Тем временем с запада уже доносилась канонада. Могилёв каждый день бомбили немецкие самолёты. Корпусная эскадрилья, которая перебазировалась на местный аэродром тоже в конце июня, не могла в одиночку справиться с ними, поэтому город с воздуха был незащищен, когда танки Гудериана оказались в районе Белыничей и Круглого.

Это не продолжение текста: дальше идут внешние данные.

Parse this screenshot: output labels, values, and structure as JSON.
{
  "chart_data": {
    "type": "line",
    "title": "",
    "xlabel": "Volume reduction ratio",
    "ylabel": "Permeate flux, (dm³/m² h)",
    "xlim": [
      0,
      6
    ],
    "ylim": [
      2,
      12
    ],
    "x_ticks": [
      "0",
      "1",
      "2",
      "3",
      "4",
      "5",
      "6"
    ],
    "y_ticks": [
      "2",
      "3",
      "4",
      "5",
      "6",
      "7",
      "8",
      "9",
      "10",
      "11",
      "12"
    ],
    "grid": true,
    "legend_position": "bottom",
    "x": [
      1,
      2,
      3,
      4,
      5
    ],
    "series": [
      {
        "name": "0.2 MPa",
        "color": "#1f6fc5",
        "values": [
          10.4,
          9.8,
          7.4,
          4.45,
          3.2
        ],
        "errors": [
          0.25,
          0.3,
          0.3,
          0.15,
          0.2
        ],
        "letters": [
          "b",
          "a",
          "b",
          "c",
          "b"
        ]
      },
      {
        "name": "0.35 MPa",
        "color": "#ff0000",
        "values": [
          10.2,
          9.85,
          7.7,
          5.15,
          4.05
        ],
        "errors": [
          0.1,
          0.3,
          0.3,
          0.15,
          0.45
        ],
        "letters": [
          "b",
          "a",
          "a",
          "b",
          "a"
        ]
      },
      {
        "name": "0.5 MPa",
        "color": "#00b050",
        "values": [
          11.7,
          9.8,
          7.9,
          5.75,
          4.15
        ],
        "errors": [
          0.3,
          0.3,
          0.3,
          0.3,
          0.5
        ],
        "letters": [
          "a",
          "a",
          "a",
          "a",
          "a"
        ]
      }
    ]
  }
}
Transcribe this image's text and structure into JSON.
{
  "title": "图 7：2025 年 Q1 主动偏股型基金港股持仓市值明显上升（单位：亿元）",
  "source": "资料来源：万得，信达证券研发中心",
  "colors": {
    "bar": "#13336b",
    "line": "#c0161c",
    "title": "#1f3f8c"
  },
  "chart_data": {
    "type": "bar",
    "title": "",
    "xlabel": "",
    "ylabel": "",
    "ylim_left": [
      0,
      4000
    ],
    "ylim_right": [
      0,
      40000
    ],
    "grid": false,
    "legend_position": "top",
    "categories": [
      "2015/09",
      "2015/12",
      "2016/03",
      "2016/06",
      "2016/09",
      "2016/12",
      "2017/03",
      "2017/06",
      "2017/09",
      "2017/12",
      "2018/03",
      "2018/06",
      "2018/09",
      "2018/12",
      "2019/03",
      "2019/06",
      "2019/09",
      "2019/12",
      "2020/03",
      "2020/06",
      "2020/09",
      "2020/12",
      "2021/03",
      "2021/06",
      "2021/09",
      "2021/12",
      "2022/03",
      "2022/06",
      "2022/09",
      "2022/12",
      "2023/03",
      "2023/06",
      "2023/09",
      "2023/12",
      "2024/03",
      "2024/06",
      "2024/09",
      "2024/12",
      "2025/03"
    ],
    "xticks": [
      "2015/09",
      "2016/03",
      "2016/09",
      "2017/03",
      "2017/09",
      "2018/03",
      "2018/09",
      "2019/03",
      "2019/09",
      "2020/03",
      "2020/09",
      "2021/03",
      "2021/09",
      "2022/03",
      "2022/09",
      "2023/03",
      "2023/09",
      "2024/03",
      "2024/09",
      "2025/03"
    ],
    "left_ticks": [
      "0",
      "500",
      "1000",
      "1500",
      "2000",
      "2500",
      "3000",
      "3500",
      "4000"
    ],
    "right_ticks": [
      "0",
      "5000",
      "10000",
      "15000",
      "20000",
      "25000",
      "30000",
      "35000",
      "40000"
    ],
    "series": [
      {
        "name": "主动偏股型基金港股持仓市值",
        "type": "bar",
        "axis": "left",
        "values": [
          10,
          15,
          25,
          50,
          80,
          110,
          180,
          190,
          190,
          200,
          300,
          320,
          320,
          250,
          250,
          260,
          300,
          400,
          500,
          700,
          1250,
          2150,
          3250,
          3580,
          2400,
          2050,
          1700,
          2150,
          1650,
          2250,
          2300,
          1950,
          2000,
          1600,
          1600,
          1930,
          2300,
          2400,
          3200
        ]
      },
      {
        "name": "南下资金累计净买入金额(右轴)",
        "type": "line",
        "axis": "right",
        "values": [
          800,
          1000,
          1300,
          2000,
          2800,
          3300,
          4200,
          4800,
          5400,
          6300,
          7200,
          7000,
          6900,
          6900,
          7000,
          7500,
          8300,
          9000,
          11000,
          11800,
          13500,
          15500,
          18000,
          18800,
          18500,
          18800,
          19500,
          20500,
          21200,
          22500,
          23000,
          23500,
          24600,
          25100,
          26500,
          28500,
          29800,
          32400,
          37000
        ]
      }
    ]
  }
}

Никто не знал в точности, что происходит на той стороне Днепра, в ста километрах к западу от Могилёва. Ходили слухи, будто уже сдан Бобруйск. Наконец через Могилёв начали отступать тыловые части 20-й и 13-й армий. В Луполове их увидели утром, а к вечеру танковая рота получила приказ выделить для передовых отрядов по несколько боевых машин и двигаться навстречу врагу. Экипажу, в который входил Андрей, выпало задание поддерживать передовой отряд в составе стрелковой роты. В столкновение с врагом отряд вошёл за Друтью, возле местечка Шепелевичи, что на реке Вабич. Хотя бойцы все время и искали противника, однако встреться с ним здесь, далеко от шоссе Могилёв — Минск, считай, в глухом углу, было неожиданностью. Боя тогда не случилось, потому что немцы не приняли его, отступили за Круглое. Зато на другой день, уже возле деревни Ухвала, что на реке Можа, пролилась кровь с той и с другой стороны. Немцы приметили отряд с самолёта-корректировщика, а встретили его на старой плотине, открыв огонь из двух пушек сперва по танку, потом по пехоте. Танк был подбит сразу, но не уничтожен, из него можно было стрелять, и наводчик уже третьим снарядом угодил в первую вражескую пушку за плотиной. Другую пушку заставили замолчать при помощи гранат стрелки, которые в едином порыве бросились было в атаку и — отступили, потому что их встретил сильный пулемётный огонь. Вместе с пехотинцами в тот день отошли от Ухвалы и танкисты с подбитого танка — механик-водитель, то есть Андрей Марухин, наводчик Семён Кулешов и командир танка Федор Сивцов. Позже, уже в боях за Могилёв, оба они — и Сивцов, и Кулешов — погибли, как говорится, в пешем строю, а Андрею Марухину ещё раз выпало сесть за рычаги танка, когда немцы начали прорыв па стыке 172-й дивизии 61-го корпуса и 187-й дивизии 45-го корпуса. Но и в этот раз недолго ему довелось повоевать: вражеским снарядом заклинило башню.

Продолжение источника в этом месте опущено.